Workflow
宁波银行:2024年业绩快报点评:营收加速增长,信贷高速扩表

Investment Rating - The investment rating for the company is "Buy" and is maintained [6]. Core Views - The company reported an 8.2% year-on-year revenue growth for 2024, with a 6.2% increase in net profit attributable to shareholders. The fourth quarter saw accelerated revenue growth, with a 10.7% year-on-year increase. The strong growth in interest income is expected to continue, supported by robust growth in interest-earning assets and resilient net interest margins [3][10]. - The total loans at year-end increased by 17.8% compared to the beginning of the year, with corporate loans expected to remain a core growth driver.

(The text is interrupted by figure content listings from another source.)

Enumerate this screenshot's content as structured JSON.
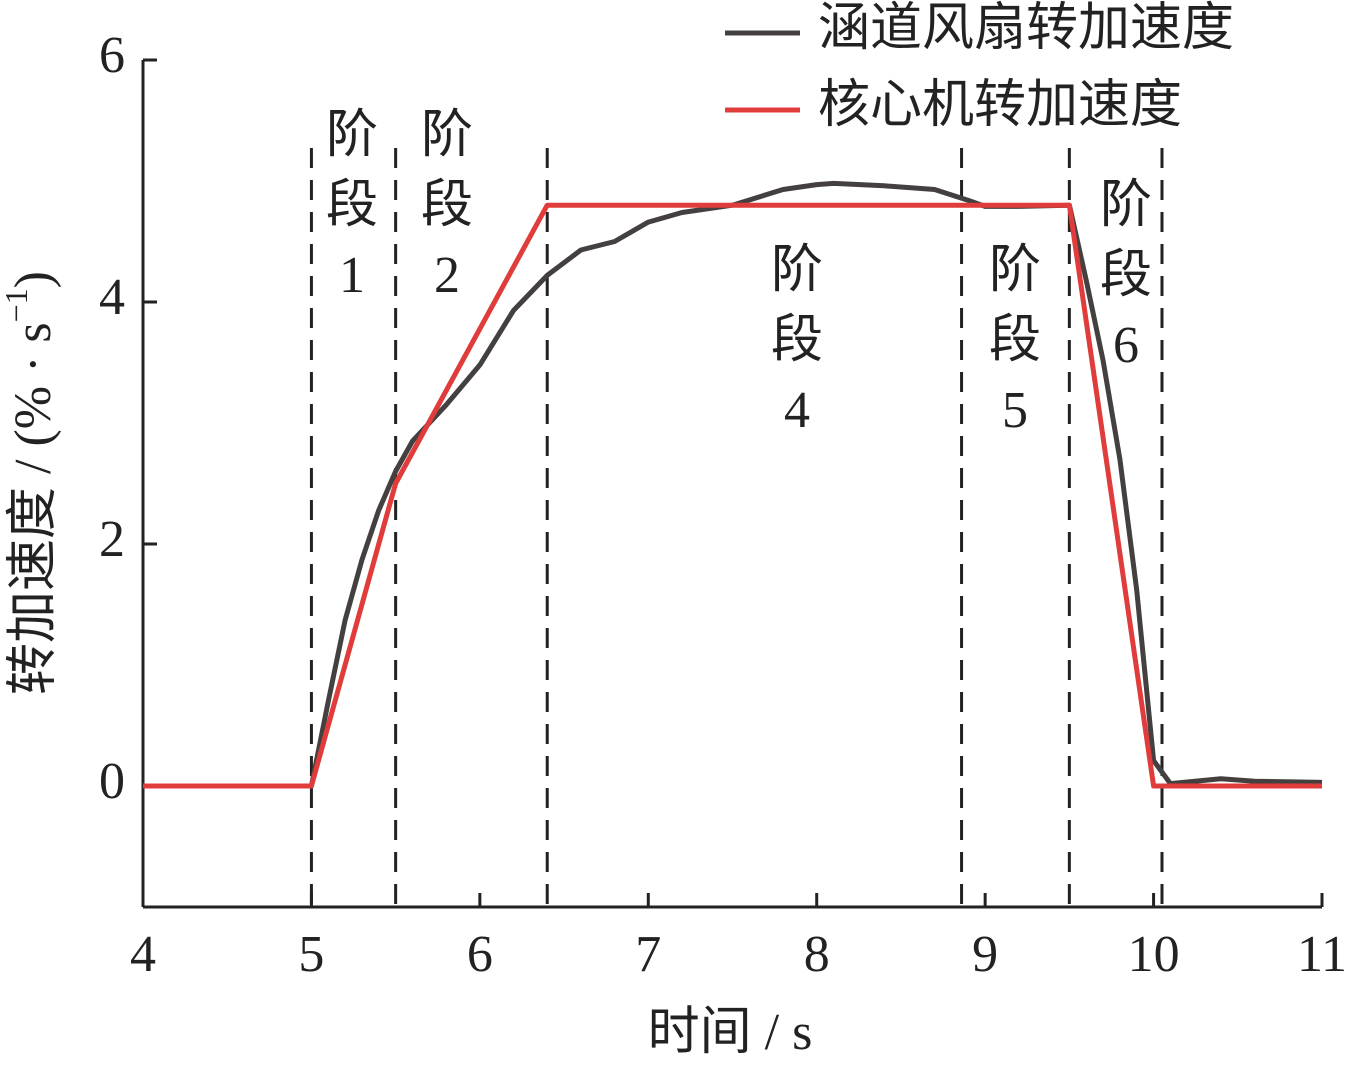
{
  "chart_data": {
    "type": "line",
    "xlabel": "时间 / s",
    "ylabel": [
      "转加速度 / (% · s",
      "−1",
      ")"
    ],
    "xlim": [
      4,
      11
    ],
    "xticks": [
      4,
      5,
      6,
      7,
      8,
      9,
      10,
      11
    ],
    "ylim": [
      -1,
      6
    ],
    "yticks": [
      0,
      2,
      4,
      6
    ],
    "grid": false,
    "legend": "upper right",
    "series": [
      {
        "name": "涵道风扇转加速度",
        "color": "#454040",
        "x": [
          4,
          5,
          5.1,
          5.2,
          5.3,
          5.4,
          5.5,
          5.6,
          5.8,
          6.0,
          6.2,
          6.4,
          6.6,
          6.8,
          7.0,
          7.2,
          7.5,
          7.8,
          8.0,
          8.1,
          8.4,
          8.7,
          8.9,
          9.0,
          9.2,
          9.5,
          9.6,
          9.7,
          9.8,
          9.9,
          10.0,
          10.1,
          10.4,
          10.6,
          11
        ],
        "values": [
          0,
          0,
          0.7,
          1.37,
          1.87,
          2.28,
          2.6,
          2.85,
          3.15,
          3.48,
          3.93,
          4.22,
          4.43,
          4.5,
          4.66,
          4.74,
          4.8,
          4.93,
          4.97,
          4.98,
          4.96,
          4.93,
          4.84,
          4.79,
          4.79,
          4.8,
          4.18,
          3.52,
          2.7,
          1.62,
          0.21,
          0.02,
          0.06,
          0.04,
          0.03
        ]
      },
      {
        "name": "核心机转加速度",
        "color": "#e03c3c",
        "x": [
          4,
          5,
          5.5,
          6.4,
          9.5,
          10,
          11
        ],
        "values": [
          0,
          0,
          2.5,
          4.8,
          4.8,
          0,
          0
        ]
      }
    ],
    "phase_lines": [
      5,
      5.5,
      6.4,
      8.86,
      9.5,
      10.05
    ],
    "annotations": [
      [
        "阶",
        "段",
        "1"
      ],
      [
        "阶",
        "段",
        "2"
      ],
      [
        "阶",
        "段",
        "4"
      ],
      [
        "阶",
        "段",
        "5"
      ],
      [
        "阶",
        "段",
        "6"
      ]
    ]
  }
}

Total deposits also grew by 17.2% year-on-year [10]. - The non-performing loan ratio remained stable at 0.76%, while the provision coverage ratio decreased by 16 percentage points to 389%, reflecting retail risk pressures [10]. Summary by Sections Revenue and Profitability - The company's revenue for 2024 is projected to grow by 8.2%, with a notable acceleration in the fourth quarter, where revenue growth reached 10.7%. The net profit attributable to shareholders is expected to grow by 6.2% [3][10]. - Interest income is anticipated to maintain a high growth rate, driven by strong growth in interest-earning assets and resilient net interest margins [10]. Asset Quality and Risk - The non-performing loan ratio remained stable at 0.76% at year-end, with a provision coverage ratio of 389%, indicating a decrease due to retail risk pressures [10]. - The company has maintained a solid risk control framework, with the overall risk expected to remain manageable [10]. Growth and Expansion - Total assets increased by 15.2% year-on-year, with total loans growing by 17.8% compared to the beginning of the year. Corporate loans are expected to be the main growth driver moving forward [10]. - The company is projected to have a good start in 2025 with loan disbursements expected to increase year-on-year [10]. Valuation - The company is currently valued at a price-to-book (PB) ratio of 0.72x for 2025, with expectations of stable growth in revenue and net profit [10].